While kinetochore proteins are reasonably well conserved, centromeric DNAs are among the most poorly conserved sequences known; the homology is so slim that it is nearly impossible to identify centromeres based on sequence alone. Our strategy for finding centromeres is to start with the kinetochores and work down, i.e., to use anti-kinetochore antisera as a way to pull down the associated centromeric DNA.

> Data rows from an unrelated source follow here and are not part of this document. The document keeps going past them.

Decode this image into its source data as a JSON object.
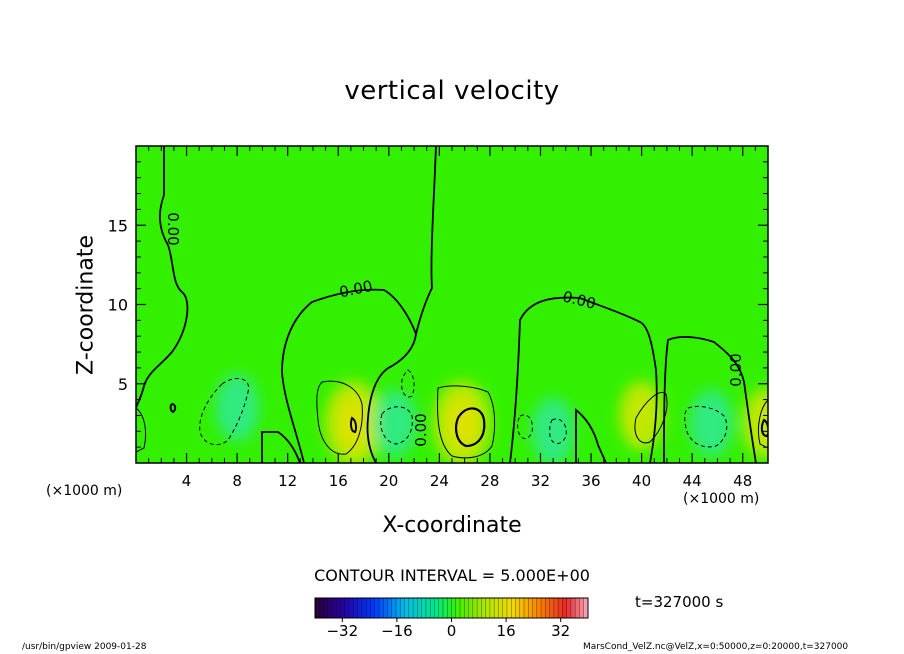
{
  "chart_data": {
    "type": "heatmap",
    "title": "vertical velocity",
    "xlabel": "X-coordinate",
    "ylabel": "Z-coordinate",
    "x_unit": "(×1000 m)",
    "y_unit": "(×1000 m)",
    "xlim": [
      0,
      50
    ],
    "ylim": [
      0,
      20
    ],
    "x_ticks": [
      4,
      8,
      12,
      16,
      20,
      24,
      28,
      32,
      36,
      40,
      44,
      48
    ],
    "y_ticks": [
      5,
      10,
      15
    ],
    "contour_labels": [
      "0.00",
      "0.00",
      "0.00",
      "0.00",
      "0.00"
    ],
    "contour_interval_text": "CONTOUR INTERVAL = 5.000E+00",
    "time_text": "t=327000  s",
    "colorbar": {
      "range": [
        -40,
        40
      ],
      "tick_values": [
        -32,
        -16,
        0,
        16,
        32
      ],
      "tick_labels": [
        "−32",
        "−16",
        "0",
        "16",
        "32"
      ]
    },
    "features": [
      {
        "type": "updraft",
        "x": 17.2,
        "z": 2.5,
        "value": 10
      },
      {
        "type": "updraft",
        "x": 25.8,
        "z": 2.5,
        "value": 10
      },
      {
        "type": "updraft",
        "x": 40.0,
        "z": 3.0,
        "value": 5
      },
      {
        "type": "updraft",
        "x": 49.8,
        "z": 2.5,
        "value": 5
      },
      {
        "type": "downdraft",
        "x": 8.0,
        "z": 3.5,
        "value": -5
      },
      {
        "type": "downdraft",
        "x": 20.5,
        "z": 2.5,
        "value": -5
      },
      {
        "type": "downdraft",
        "x": 33.0,
        "z": 2.0,
        "value": -5
      },
      {
        "type": "downdraft",
        "x": 45.5,
        "z": 2.5,
        "value": -5
      }
    ]
  },
  "footer": {
    "left": "/usr/bin/gpview   2009-01-28",
    "right": "MarsCond_VelZ.nc@VelZ,x=0:50000,z=0:20000,t=327000"
  },
  "colors": {
    "background_field": "#33f000",
    "updraft_core": "#c8e800",
    "downdraft_core": "#30e8a0"
  }
}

The two main components of maize centromeres are a 156 bp tandem repeat known as CentC, and a centromere-specific retroelement known as CRM (Centromeric Retroelement in Maize). By immunoprecipitating nucleosomes (by ChIP) containing CENH3, we were able to confirm that CentC and CRM are indeed major centromeric repeats. These results have now been amply confirmed by the complete sequencing of two centromeres and ChIP-seq to precisely localize kinetochores over physical maps. Although CentC and CRM are the most conserved elements of maize centromeres, they are not required to recruit kinetochore proteins. Rather, in both plants and animals, centromeres are determined in a largely sequence-independent, or epigenetic fashion.

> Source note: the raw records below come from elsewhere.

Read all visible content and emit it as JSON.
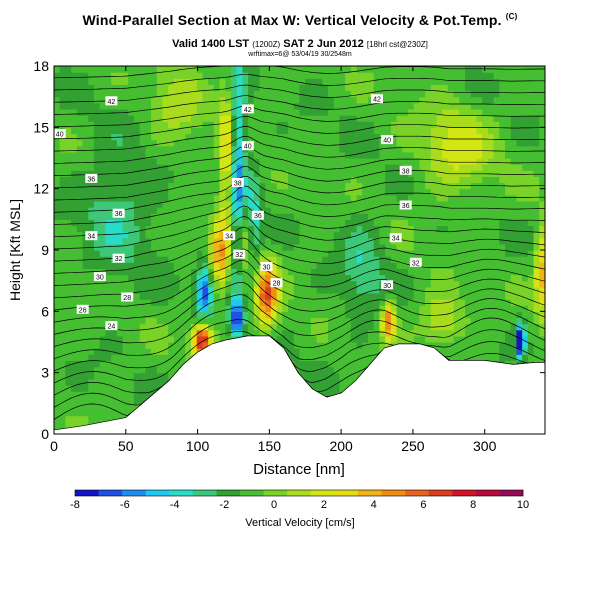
{
  "header": {
    "title": "Wind-Parallel Section at Max W: Vertical Velocity & Pot.Temp.",
    "title_mark": "(C)",
    "valid_line": "Valid 1400 LST",
    "valid_mid": "(1200Z)",
    "valid_date": "SAT 2 Jun 2012",
    "valid_tail": "[18hrl cst@230Z]",
    "info_line": "wrftimax=6@ 53/04/19 30/2548m"
  },
  "chart_data": {
    "type": "heatmap",
    "xlabel": "Distance [nm]",
    "ylabel": "Height [Kft MSL]",
    "xlim": [
      0,
      342
    ],
    "ylim": [
      0,
      18
    ],
    "x_ticks": [
      0,
      50,
      100,
      150,
      200,
      250,
      300
    ],
    "y_ticks": [
      0,
      3,
      6,
      9,
      12,
      15,
      18
    ],
    "grid": false,
    "colorbar": {
      "label": "Vertical Velocity [cm/s]",
      "range": [
        -8,
        10
      ],
      "tick_labels": [
        "-8",
        "-6",
        "-4",
        "-2",
        "0",
        "2",
        "4",
        "6",
        "8",
        "10"
      ],
      "colors": [
        "#1414c8",
        "#1e50e6",
        "#1e8cf0",
        "#1ec8f0",
        "#28dcc8",
        "#3cc878",
        "#32a032",
        "#46be32",
        "#78d228",
        "#aadc1e",
        "#d2e614",
        "#e6dc14",
        "#f0b414",
        "#f08c14",
        "#e6641e",
        "#dc3c1e",
        "#d21428",
        "#b40a3c",
        "#960a5a"
      ]
    },
    "terrain": [
      [
        0,
        0.2
      ],
      [
        20,
        0.4
      ],
      [
        50,
        0.8
      ],
      [
        60,
        1.4
      ],
      [
        70,
        2.0
      ],
      [
        80,
        2.6
      ],
      [
        90,
        3.4
      ],
      [
        100,
        4.0
      ],
      [
        110,
        4.4
      ],
      [
        120,
        4.6
      ],
      [
        135,
        4.8
      ],
      [
        150,
        4.8
      ],
      [
        160,
        4.2
      ],
      [
        170,
        3.0
      ],
      [
        180,
        2.2
      ],
      [
        190,
        1.8
      ],
      [
        200,
        2.0
      ],
      [
        210,
        2.6
      ],
      [
        220,
        3.4
      ],
      [
        230,
        4.2
      ],
      [
        240,
        4.4
      ],
      [
        255,
        4.4
      ],
      [
        265,
        4.2
      ],
      [
        275,
        3.6
      ],
      [
        300,
        3.6
      ],
      [
        320,
        3.4
      ],
      [
        335,
        3.5
      ],
      [
        342,
        3.5
      ]
    ],
    "vertical_velocity_features": [
      {
        "x": 103,
        "z": 4.6,
        "w": 9,
        "rx": 7,
        "rz": 0.8
      },
      {
        "x": 148,
        "z": 6.8,
        "w": 7,
        "rx": 8,
        "rz": 1.6
      },
      {
        "x": 133,
        "z": 9.5,
        "w": 4,
        "rx": 7,
        "rz": 2.5
      },
      {
        "x": 115,
        "z": 8.8,
        "w": 5,
        "rx": 6,
        "rz": 1.8
      },
      {
        "x": 233,
        "z": 5.6,
        "w": 6,
        "rx": 5,
        "rz": 1.0
      },
      {
        "x": 120,
        "z": 13.5,
        "w": 4,
        "rx": 5,
        "rz": 3.5
      },
      {
        "x": 340,
        "z": 8.0,
        "w": 5,
        "rx": 5,
        "rz": 2.0
      },
      {
        "x": 105,
        "z": 7.0,
        "w": -6,
        "rx": 6,
        "rz": 1.2
      },
      {
        "x": 127,
        "z": 5.6,
        "w": -5,
        "rx": 5,
        "rz": 0.8
      },
      {
        "x": 128,
        "z": 12.0,
        "w": -5,
        "rx": 5,
        "rz": 6.0
      },
      {
        "x": 138,
        "z": 10.0,
        "w": -4,
        "rx": 6,
        "rz": 3.0
      },
      {
        "x": 325,
        "z": 4.6,
        "w": -8,
        "rx": 3,
        "rz": 0.8
      },
      {
        "x": 45,
        "z": 11.0,
        "w": -2,
        "rx": 25,
        "rz": 3.0
      },
      {
        "x": 215,
        "z": 8.0,
        "w": -2,
        "rx": 15,
        "rz": 2.5
      },
      {
        "x": 280,
        "z": 14.0,
        "w": 3,
        "rx": 25,
        "rz": 2.0
      },
      {
        "x": 270,
        "z": 5.6,
        "w": 3,
        "rx": 15,
        "rz": 1.2
      },
      {
        "x": 85,
        "z": 16.0,
        "w": 2,
        "rx": 18,
        "rz": 2.0
      }
    ],
    "theta_contour_labels": [
      {
        "text": "42",
        "x": 40,
        "z": 16.3
      },
      {
        "text": "40",
        "x": 4,
        "z": 14.7
      },
      {
        "text": "36",
        "x": 26,
        "z": 12.5
      },
      {
        "text": "36",
        "x": 45,
        "z": 10.8
      },
      {
        "text": "34",
        "x": 26,
        "z": 9.7
      },
      {
        "text": "32",
        "x": 45,
        "z": 8.6
      },
      {
        "text": "30",
        "x": 32,
        "z": 7.7
      },
      {
        "text": "28",
        "x": 51,
        "z": 6.7
      },
      {
        "text": "26",
        "x": 20,
        "z": 6.1
      },
      {
        "text": "24",
        "x": 40,
        "z": 5.3
      },
      {
        "text": "42",
        "x": 135,
        "z": 15.9
      },
      {
        "text": "40",
        "x": 135,
        "z": 14.1
      },
      {
        "text": "38",
        "x": 128,
        "z": 12.3
      },
      {
        "text": "36",
        "x": 142,
        "z": 10.7
      },
      {
        "text": "34",
        "x": 122,
        "z": 9.7
      },
      {
        "text": "32",
        "x": 129,
        "z": 8.8
      },
      {
        "text": "30",
        "x": 148,
        "z": 8.2
      },
      {
        "text": "28",
        "x": 155,
        "z": 7.4
      },
      {
        "text": "42",
        "x": 225,
        "z": 16.4
      },
      {
        "text": "40",
        "x": 232,
        "z": 14.4
      },
      {
        "text": "38",
        "x": 245,
        "z": 12.9
      },
      {
        "text": "36",
        "x": 245,
        "z": 11.2
      },
      {
        "text": "34",
        "x": 238,
        "z": 9.6
      },
      {
        "text": "32",
        "x": 252,
        "z": 8.4
      },
      {
        "text": "30",
        "x": 232,
        "z": 7.3
      }
    ]
  }
}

We have shown that RNA is probably one of the features that serves as an epigenetic mark for centromeres. By combining chromatin immunoprecipitation (ChIP) with RNA detection methods, we demonstrated that CRM as well as CentC are not only transcribed, but that much of the RNA remains tightly bound to the centromere/kinetochore complex. Very similar results were later obtained from human cells. We have recently shown that DNA binding of the key kinetochore protein CENPC is is strongly promoted by single stranded RNA, suggesting that RNA serves to reinforce the recruitment of inner kinetochore proteins. We are now proceeding to thoroughly investigate the structure and origin of centromeric RNAs.